A photo of one of the dead women landed face up between Nina’s feet. She bent to pick it up, and rather than looking girlishly squeamish or frightened, her blue eyes narrowed and hardened.
“Jesus,” she said.
“Listen,” Bell said, kneeling down and gathering up the scattered letters and ciphers, “we’ve been up and running all night. I don’t know about you, Walter, but I need to rest, just for an hour or two. We can’t be going off half-cocked or half-conscious.”
“It’s okay,” Nina said, handing Walter a bus schedule. “The first bus on that route doesn’t leave the garage until 7 am and will take at least forty minutes to reach that section of Parkdale. Never mind the fact that transit busses are almost always late. Meanwhile, William is right. We could all use some rest.”

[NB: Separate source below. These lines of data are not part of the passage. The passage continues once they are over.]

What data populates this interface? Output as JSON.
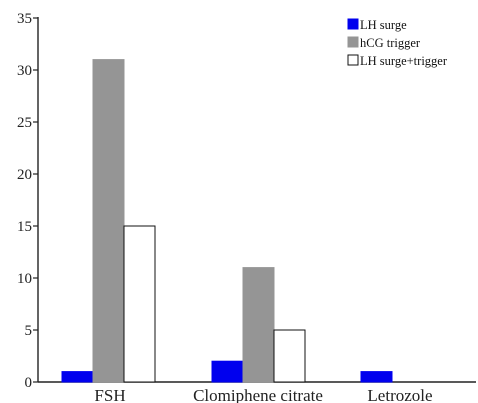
{
  "chart_data": {
    "type": "bar",
    "categories": [
      "FSH",
      "Clomiphene citrate",
      "Letrozole"
    ],
    "series": [
      {
        "name": "LH surge",
        "values": [
          1,
          2,
          1
        ],
        "color": "#0000ee",
        "stroke": "#0000ee"
      },
      {
        "name": "hCG trigger",
        "values": [
          31,
          11,
          0
        ],
        "color": "#959595",
        "stroke": "#959595"
      },
      {
        "name": "LH surge+trigger",
        "values": [
          15,
          5,
          0
        ],
        "color": "#ffffff",
        "stroke": "#111111"
      }
    ],
    "ylim": [
      0,
      35
    ],
    "yticks": [
      0,
      5,
      10,
      15,
      20,
      25,
      30,
      35
    ],
    "title": "",
    "xlabel": "",
    "ylabel": "",
    "grid": false,
    "legend_position": "top-right"
  }
}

“If you insist,” Walter said. “But I’m far too wound up to sleep.” He took the gathered papers Bell offered him. “If it’s all the same to you, I’ll just look over these letters until it’s time to leave.”
“Fair enough,” Bell said, handing the file folder to Walter but looking over at Nina. “But go look at them downstairs so we can get some rest.”
Nina flashed Bell a challenging smile.
“There’s blankets and pillows in the hall closet,” she said, slinking over to her bedroom door and holding it open. “You boys are welcome to any couch that doesn’t already have someone sleeping on it. I’ll set an alarm and be down to wake you up at sunrise.”
“Oh,” Bell said, hesitating for a moment. “Well, alright then.”
Although Walter couldn’t decipher all of the complex subtext woven into that exchange, it seemed clear even to him that Nina had effectively taken the upper hand in the ongoing sexual negotiation. In all the years of their friendship, Walter had never seen anything like that happen. This was an extraordinary woman, this Nina Sharp.
Together, Walter and Bell headed down the stairs.
8
Nina turned her shiny green Volkswagen Beetle east on Glascock Avenue and started checking the street signs. They were searching for Eddie’s All-Nighter.
It was 7:37 am.
“What was that street name again?” she asked.
Walter clutched her seat back, anxious and grinding his teeth. It seemed as if every passing second was absolutely crucial, and they were bleeding time at an alarming pace as the little car wove through the frustratingly illogical streets.
“Parkdale,” he said. “It’s Parkdale.”
“You’re supposed to be the one who knows this city,” Bell said, his worry coming off as snappish hostility.
“Of course I do,” Nina replied, utterly unflappable. “Only as far as I’m concerned, we’re not really in San Francisco any more. Everything south of Army Street might as well be another planet.”
“Please,” Walter said. “Please drive faster! This terrible tragedy could be happening at any moment. In fact, he already could have started shooting!”
“Walter...” Bell turned in the passenger seat. “Do you recall a particular time of day in the vision? I can’t seem to remember anything specific. We might have hours, yet.”